Big butterstick summer squash, what is your destiny?

Fee-fi-fo-fum! I smelled a bunch of zucchini recipes.

The summer squash plants at VHHQ are starting to produce. The crop this year may not be great. It’s been a cool summer in Madison.

But I’ve already plucked a butterstick as big as my forearm and a pool ball as big as a softball. Leaving summer squash on the vine even a day too long can result in monster vegetables, and giant squash can taste woody. Please pick small squash. Resist the urge to buy beast squash at the farmers’ market. It won’t taste good, and it will be hard to chop. With squash, bigger is not better.

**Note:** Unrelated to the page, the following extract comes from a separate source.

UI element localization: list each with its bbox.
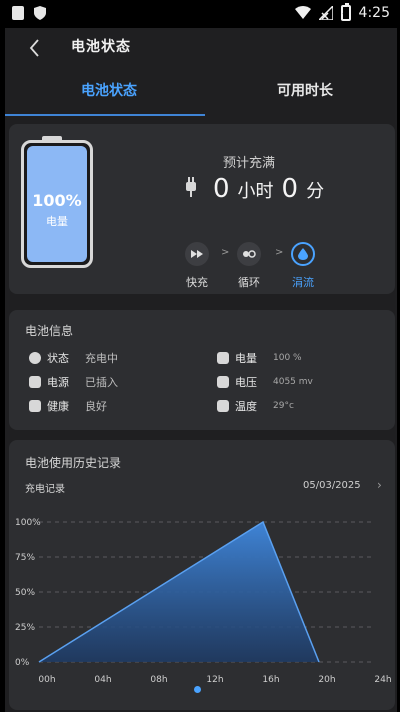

It happens, though, to many gardeners: a veggie hides under leaves, and you become the proud owner of a comically large squash.

Try making zucchini bread, muffins, or cake to disguise the fibrous quality of these king-sized veggies. Sugar, eggs, butter, and flour make just about everything better.

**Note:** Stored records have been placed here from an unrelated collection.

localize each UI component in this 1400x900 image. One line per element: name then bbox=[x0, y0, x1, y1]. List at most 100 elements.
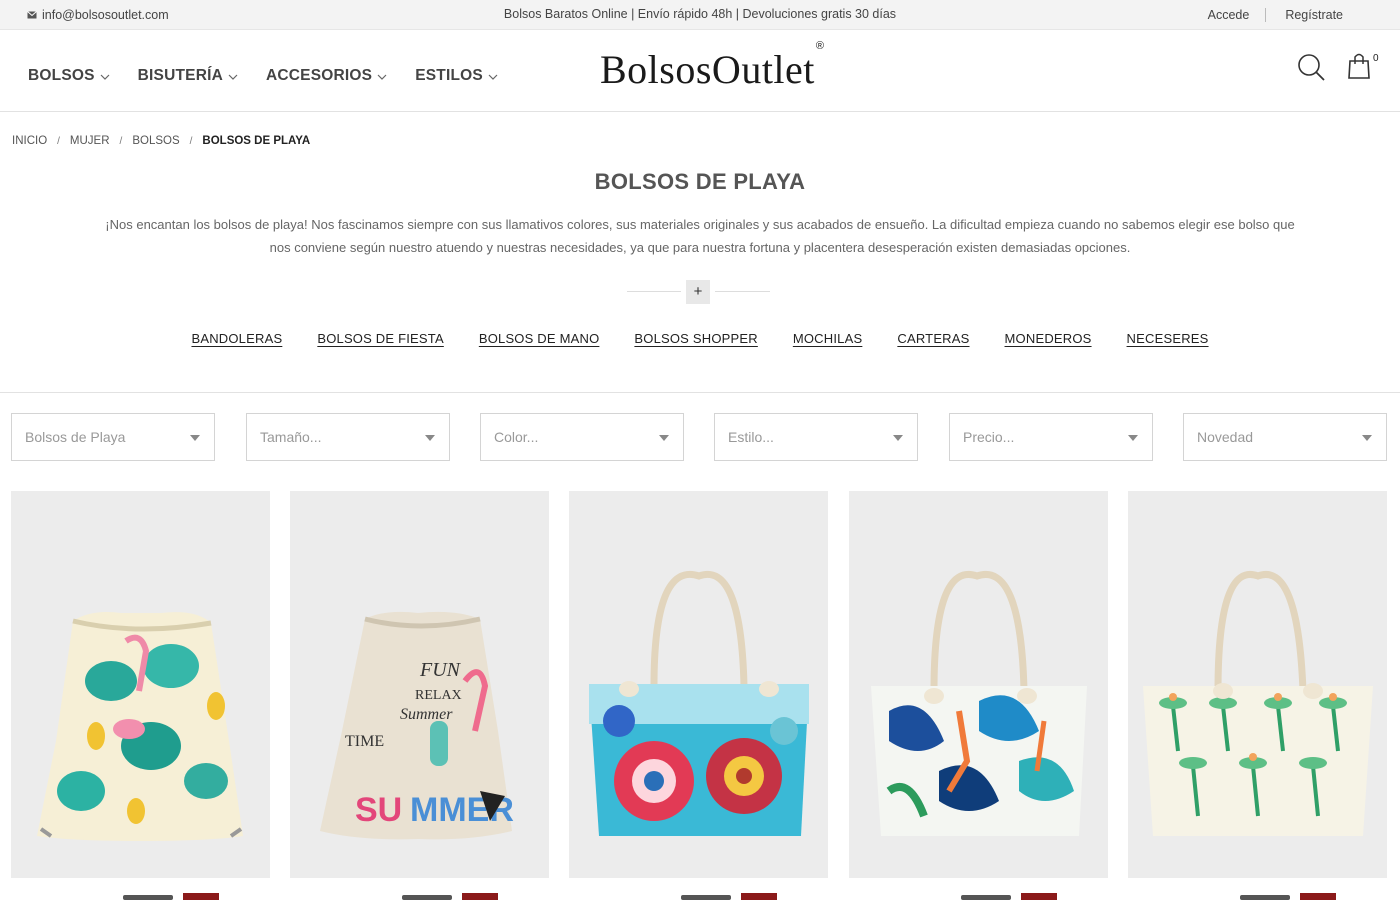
svg-text:Summer: Summer bbox=[400, 706, 453, 723]
account-separator bbox=[1265, 8, 1267, 22]
dropdown-arrow-icon bbox=[893, 435, 903, 441]
product-card-summer-backpack[interactable]: FUN RELAX Summer TIME SU MMER bbox=[290, 491, 549, 878]
dropdown-arrow-icon bbox=[425, 435, 435, 441]
discount-badge bbox=[741, 893, 777, 900]
top-bar: info@bolsosoutlet.com Bolsos Baratos Onl… bbox=[0, 0, 1400, 30]
nav-label: BOLSOS bbox=[28, 67, 95, 84]
breadcrumb-current: BOLSOS DE PLAYA bbox=[202, 135, 311, 147]
search-button[interactable] bbox=[1297, 53, 1327, 83]
dropdown-arrow-icon bbox=[190, 435, 200, 441]
breadcrumb-bolsos[interactable]: BOLSOS bbox=[132, 135, 179, 147]
dropdown-arrow-icon bbox=[1128, 435, 1138, 441]
product-price bbox=[961, 895, 1011, 900]
subcategory-neceseres[interactable]: NECESERES bbox=[1127, 331, 1209, 346]
nav-item-bolsos[interactable]: BOLSOS bbox=[28, 67, 110, 85]
product-price-row bbox=[849, 893, 1108, 900]
nav-label: ACCESORIOS bbox=[266, 67, 373, 84]
promo-text: Bolsos Baratos Online | Envío rápido 48h… bbox=[503, 7, 897, 21]
breadcrumb-separator: / bbox=[189, 135, 193, 147]
product-card-palm-tote[interactable] bbox=[1128, 491, 1387, 878]
subcategory-carteras[interactable]: CARTERAS bbox=[897, 331, 969, 346]
filter-placeholder: Color... bbox=[494, 429, 539, 445]
subcategory-mochilas[interactable]: MOCHILAS bbox=[793, 331, 863, 346]
login-link[interactable]: Accede bbox=[1208, 8, 1250, 22]
divider-line bbox=[627, 291, 681, 292]
chevron-down-icon bbox=[228, 74, 238, 80]
subcategory-bolsos-de-fiesta[interactable]: BOLSOS DE FIESTA bbox=[317, 331, 444, 346]
chevron-down-icon bbox=[488, 74, 498, 80]
logo-text: BolsosOutlet bbox=[600, 47, 815, 92]
filter-placeholder: Estilo... bbox=[728, 429, 774, 445]
discount-badge bbox=[462, 893, 498, 900]
color-filter-select[interactable]: Color... bbox=[480, 413, 684, 461]
account-links: Accede Regístrate bbox=[1208, 8, 1343, 22]
category-filter-select[interactable]: Bolsos de Playa bbox=[11, 413, 215, 461]
search-icon bbox=[1298, 54, 1325, 81]
style-filter-select[interactable]: Estilo... bbox=[714, 413, 918, 461]
product-price bbox=[681, 895, 731, 900]
divider-line bbox=[715, 291, 770, 292]
filter-placeholder: Tamaño... bbox=[260, 429, 322, 445]
read-more-button[interactable]: + bbox=[686, 280, 710, 304]
dropdown-arrow-icon bbox=[1362, 435, 1372, 441]
discount-badge bbox=[1300, 893, 1336, 900]
product-price-row bbox=[11, 893, 270, 900]
shopping-bag-icon bbox=[1348, 53, 1370, 79]
product-image: FUN RELAX Summer TIME SU MMER bbox=[320, 611, 514, 840]
category-description: ¡Nos encantan los bolsos de playa! Nos f… bbox=[90, 214, 1310, 259]
svg-text:RELAX: RELAX bbox=[415, 688, 462, 703]
subcategory-bandoleras[interactable]: BANDOLERAS bbox=[191, 331, 282, 346]
svg-text:TIME: TIME bbox=[345, 733, 384, 750]
nav-item-accesorios[interactable]: ACCESORIOS bbox=[266, 67, 387, 85]
nav-item-estilos[interactable]: ESTILOS bbox=[415, 67, 498, 85]
price-filter-select[interactable]: Precio... bbox=[949, 413, 1153, 461]
main-nav: BOLSOS BISUTERÍA ACCESORIOS ESTILOS bbox=[28, 67, 498, 85]
description-line-1: ¡Nos encantan los bolsos de playa! Nos f… bbox=[105, 217, 1295, 232]
breadcrumb-separator: / bbox=[57, 135, 60, 147]
cart-button[interactable]: 0 bbox=[1347, 52, 1381, 84]
svg-text:SU: SU bbox=[355, 791, 402, 829]
product-card-mandala-tote[interactable] bbox=[569, 491, 828, 878]
product-price-row bbox=[569, 893, 828, 900]
breadcrumb: INICIO / MUJER / BOLSOS / BOLSOS DE PLAY… bbox=[12, 135, 310, 147]
product-price bbox=[1240, 895, 1290, 900]
register-link[interactable]: Regístrate bbox=[1285, 8, 1343, 22]
product-price-row bbox=[290, 893, 549, 900]
product-price-row bbox=[1128, 893, 1387, 900]
filter-placeholder: Precio... bbox=[963, 429, 1015, 445]
chevron-down-icon bbox=[377, 74, 387, 80]
svg-text:FUN: FUN bbox=[419, 659, 462, 681]
nav-label: ESTILOS bbox=[415, 67, 483, 84]
subcategory-links: BANDOLERAS BOLSOS DE FIESTA BOLSOS DE MA… bbox=[0, 331, 1400, 346]
nav-label: BISUTERÍA bbox=[137, 67, 223, 84]
subcategory-bolsos-shopper[interactable]: BOLSOS SHOPPER bbox=[634, 331, 757, 346]
product-card-flamingo-backpack[interactable] bbox=[11, 491, 270, 878]
subcategory-monederos[interactable]: MONEDEROS bbox=[1005, 331, 1092, 346]
filter-value: Bolsos de Playa bbox=[25, 429, 126, 445]
product-card-tropical-tote[interactable] bbox=[849, 491, 1108, 878]
product-image bbox=[1143, 571, 1373, 836]
size-filter-select[interactable]: Tamaño... bbox=[246, 413, 450, 461]
chevron-down-icon bbox=[100, 74, 110, 80]
page-title: BOLSOS DE PLAYA bbox=[594, 169, 806, 194]
breadcrumb-mujer[interactable]: MUJER bbox=[70, 135, 110, 147]
breadcrumb-inicio[interactable]: INICIO bbox=[12, 135, 47, 147]
product-image bbox=[871, 571, 1087, 836]
product-image bbox=[37, 612, 243, 841]
description-line-2: nos conviene según nuestro atuendo y nue… bbox=[269, 239, 1131, 255]
cart-count: 0 bbox=[1373, 53, 1379, 64]
subcategory-bolsos-de-mano[interactable]: BOLSOS DE MANO bbox=[479, 331, 600, 346]
product-price bbox=[402, 895, 452, 900]
sort-value: Novedad bbox=[1197, 429, 1254, 445]
dropdown-arrow-icon bbox=[659, 435, 669, 441]
sort-select[interactable]: Novedad bbox=[1183, 413, 1387, 461]
discount-badge bbox=[1021, 893, 1057, 900]
read-more-row: + bbox=[627, 280, 770, 304]
nav-item-bisuteria[interactable]: BISUTERÍA bbox=[138, 67, 238, 85]
product-price bbox=[123, 895, 173, 900]
breadcrumb-separator: / bbox=[119, 135, 123, 147]
site-logo[interactable]: BolsosOutlet® bbox=[600, 40, 825, 93]
registered-mark: ® bbox=[815, 39, 825, 52]
product-image bbox=[589, 571, 809, 836]
discount-badge bbox=[183, 893, 219, 900]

I don’t find much difference in taste among summer squash, so I swap buttersticks for zucchini all the time.

I want to make lemon-zucchini cornmeal cookies from the September 2009 issue of Everyday Food.

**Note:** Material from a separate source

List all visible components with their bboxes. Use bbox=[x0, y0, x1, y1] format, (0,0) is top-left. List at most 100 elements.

I have designs on the following summer squash recipes:

Summer squash gratin, from 101 Cookbooks.
Lasagna tart, also from 101 Cookbooks.
Chocolate zucchini cake, from King Arthur Flour.
Zucchini chocolate chip cookies, from “Animal, Vegetable, Miracle,” by Barbara Kingsolver.
– Summer squash salad, from the September 2009 issue of Martha Stewart Living.

The chocolate cake is one of my favorites; the summer squash makes it incredibly moist. Many people who eat it are surprised to learn it contains a ton of summer squash. The other recipes are new to me. If I have enough squash, I will cook them all, and I’ll probably make some zucchini bread and stir fry along the way.

Removing extra moisture from butterstick and pool ball squash makes recipes less watery.

Consider this the first entry in my zucchini diary of ’09.

What are your favorite summer squash recipes?